I'm using the notation L(a)
to denote a language - a set of strings, described by a regular expression s
. For example L(a)
is the set {"a"}
.
The same way, using derivation rules to find the language for a regular expression I can do the following:
L(a(b|c)) => {ab, ac}
because
a(b|c) => a(b) = ab
and
a(b|c) => a(c) = ac
which I understand. But I can't come up with the derivations in the following example:
L((a|b)*) = ab
because
(a|b)*
=> (a|b)(a|b)*
=> a(a|b)*
=> a(a|b)(a|b)*
=> ab(a|b)*
=> ab
How's that the first step is (a|b)(a|b)*
? Having defined *
as:
A concatenation of any number (including 0) of strings derived from s. The number depends on how many times the second rule is used:
s* equals s* =>
s* => s(s*)
Taken from Springer, Introduction to Compiler Design, 2nd - 1.1 Regular expressions
CodePudding user response:
I don't think that your example is correct (maybe there is a typo).
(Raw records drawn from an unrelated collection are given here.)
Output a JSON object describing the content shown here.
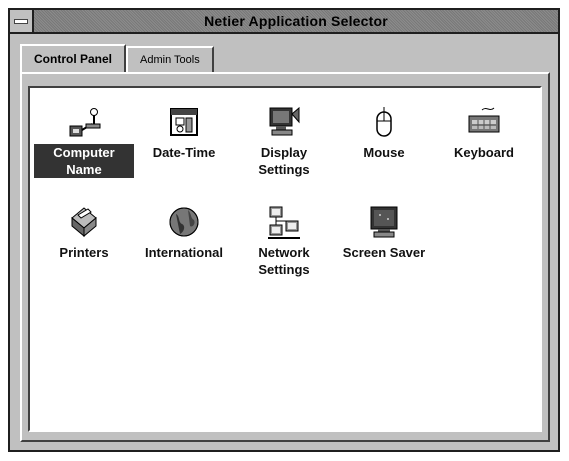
{
  "window": {
    "title": "Netier Application Selector"
  },
  "tabs": [
    {
      "label": "Control Panel",
      "active": true
    },
    {
      "label": "Admin Tools",
      "active": false
    }
  ],
  "items": [
    {
      "label": "Computer Name",
      "icon": "computer-name-icon",
      "selected": true
    },
    {
      "label": "Date-Time",
      "icon": "calendar-clock-icon"
    },
    {
      "label": "Display Settings",
      "icon": "monitor-icon"
    },
    {
      "label": "Mouse",
      "icon": "mouse-icon"
    },
    {
      "label": "Keyboard",
      "icon": "keyboard-icon"
    },
    {
      "label": "Printers",
      "icon": "printer-icon"
    },
    {
      "label": "International",
      "icon": "globe-icon"
    },
    {
      "label": "Network Settings",
      "icon": "network-icon"
    },
    {
      "label": "Screen Saver",
      "icon": "screen-saver-icon"
    }
  ]
}
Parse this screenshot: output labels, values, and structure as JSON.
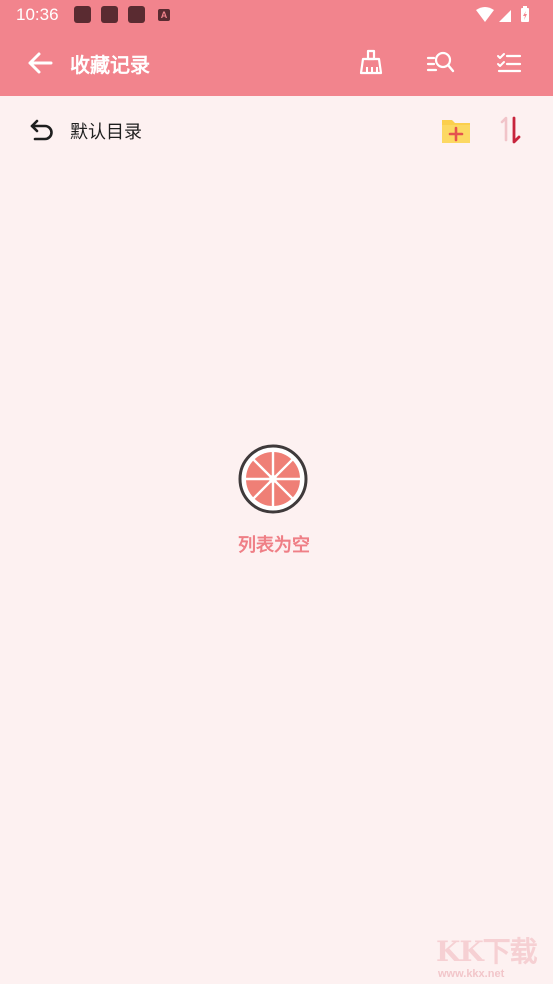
{
  "status_bar": {
    "time": "10:36",
    "badge_letter": "A"
  },
  "app_bar": {
    "title": "收藏记录",
    "actions": [
      "broom-icon",
      "search-list-icon",
      "checklist-icon"
    ]
  },
  "toolbar": {
    "directory_label": "默认目录"
  },
  "empty_state": {
    "message": "列表为空"
  },
  "watermark": {
    "brand": "KK下载",
    "url": "www.kkx.net"
  },
  "colors": {
    "header": "#f2848d",
    "background": "#fdf1f1",
    "accent_text": "#ef7f86",
    "grapefruit": "#ef7f76",
    "folder": "#fbcf4d",
    "sort_down": "#c7243c"
  }
}
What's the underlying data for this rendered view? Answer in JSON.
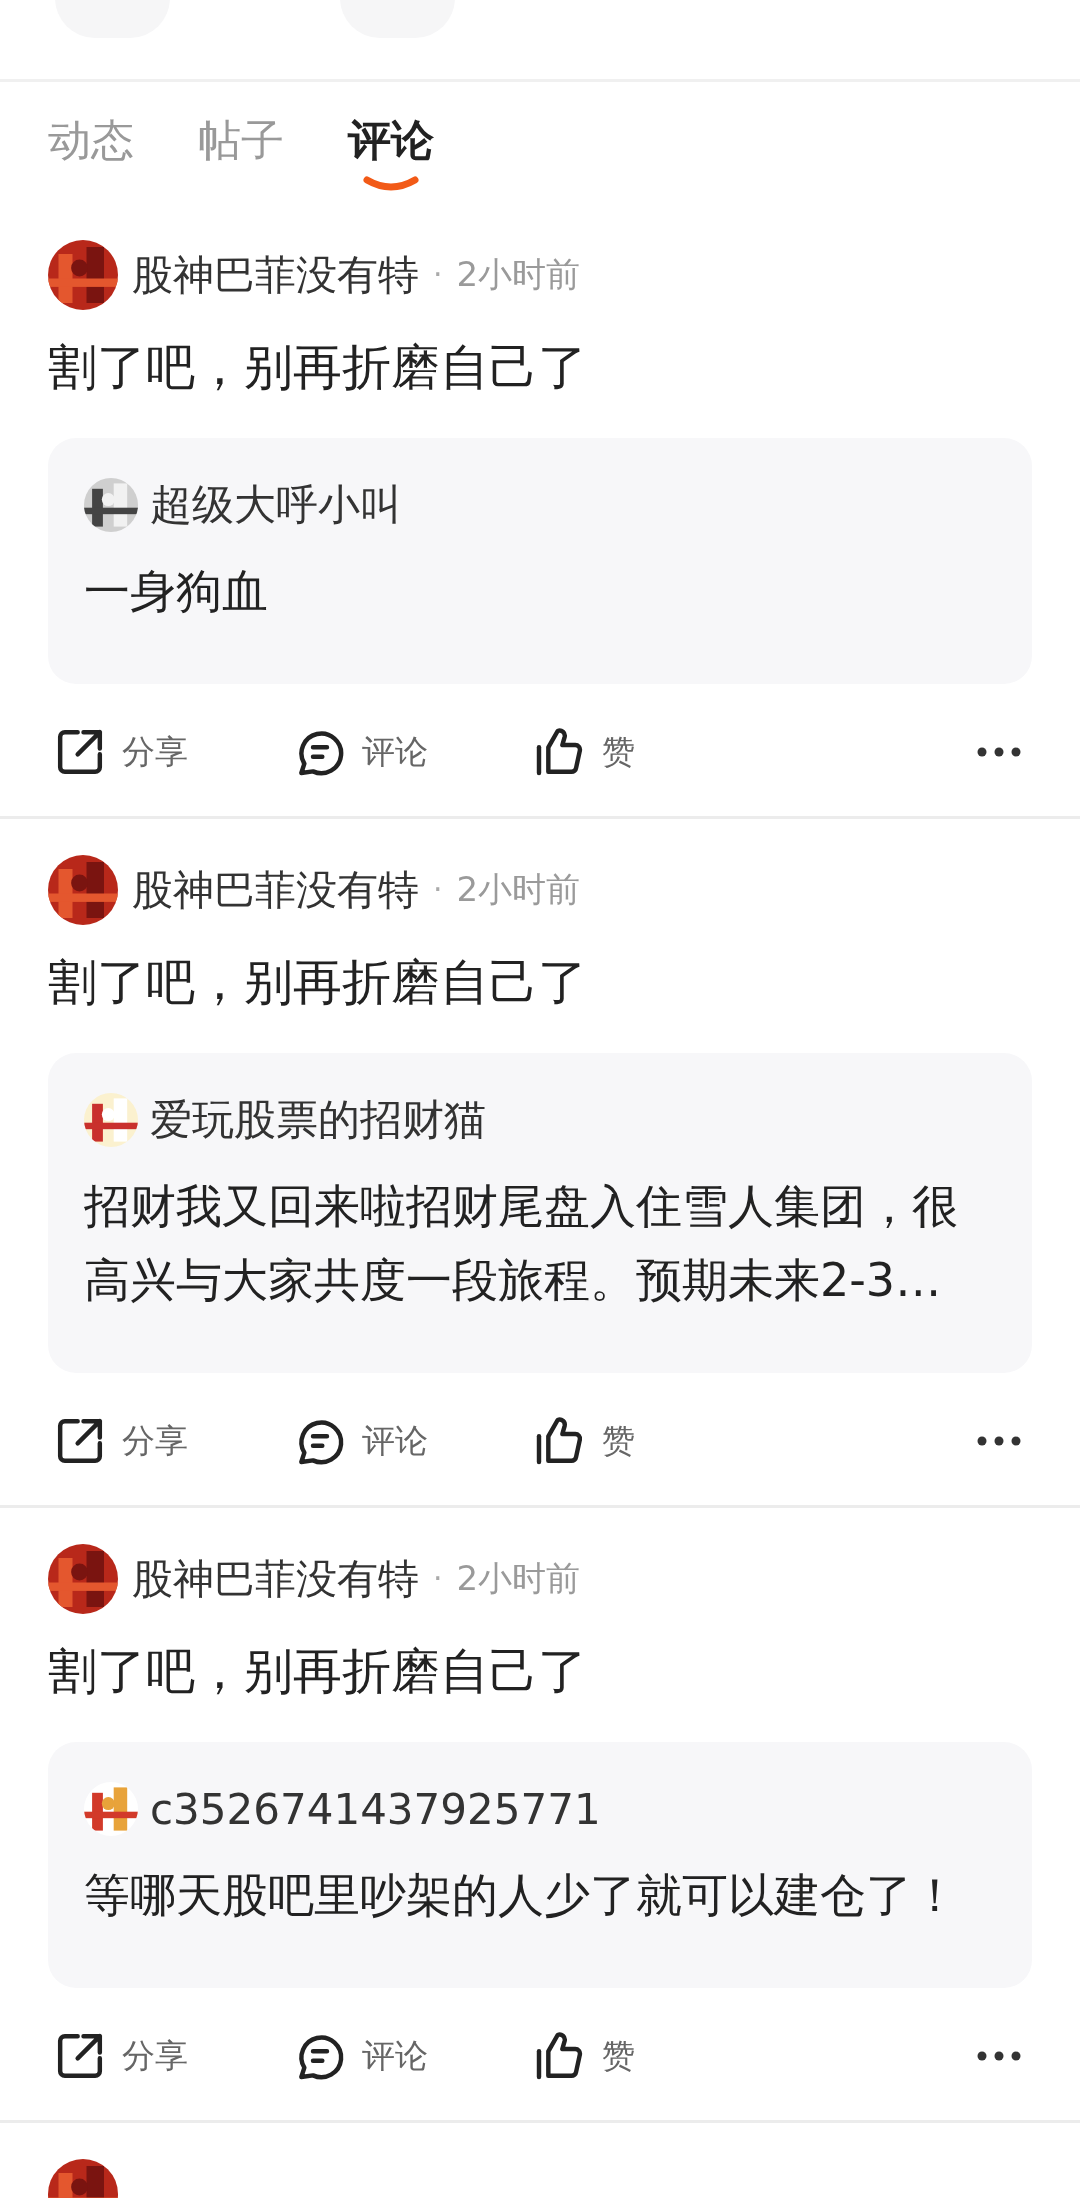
{
  "tabs": [
    {
      "label": "动态",
      "selected": false
    },
    {
      "label": "帖子",
      "selected": false
    },
    {
      "label": "评论",
      "selected": true
    }
  ],
  "posts": [
    {
      "author": "股神巴菲没有特",
      "separator": "·",
      "time": "2小时前",
      "content": "割了吧，别再折磨自己了",
      "quote": {
        "author": "超级大呼小叫",
        "text": "一身狗血"
      },
      "actions": [
        {
          "kind": "share",
          "label": "分享"
        },
        {
          "kind": "comment",
          "label": "评论"
        },
        {
          "kind": "like",
          "label": "赞"
        }
      ]
    },
    {
      "author": "股神巴菲没有特",
      "separator": "·",
      "time": "2小时前",
      "content": "割了吧，别再折磨自己了",
      "quote": {
        "author": "爱玩股票的招财猫",
        "text": "招财我又回来啦招财尾盘入住雪人集团，很高兴与大家共度一段旅程。预期未来2-3…"
      },
      "actions": [
        {
          "kind": "share",
          "label": "分享"
        },
        {
          "kind": "comment",
          "label": "评论"
        },
        {
          "kind": "like",
          "label": "赞"
        }
      ]
    },
    {
      "author": "股神巴菲没有特",
      "separator": "·",
      "time": "2小时前",
      "content": "割了吧，别再折磨自己了",
      "quote": {
        "author": "c3526741437925771",
        "text": "等哪天股吧里吵架的人少了就可以建仓了！"
      },
      "actions": [
        {
          "kind": "share",
          "label": "分享"
        },
        {
          "kind": "comment",
          "label": "评论"
        },
        {
          "kind": "like",
          "label": "赞"
        }
      ]
    }
  ]
}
The derivation rules of Brzozowski that you need are:
(1) L(a*) = L(a)*
(2) L(a|b) = L(a) U L(b)
(3) L(a) = {a}
Then you get:
L((a|b)*) = L(a|b)* ; applying rule #1, note the Kleene star location
= (L(a) U L(b))* ; rule #2
= ({a} U {b})* ; rule #3, two times
= ({a, b})* ; combining into a single set
= {a, b}* ; removing the useless parentheses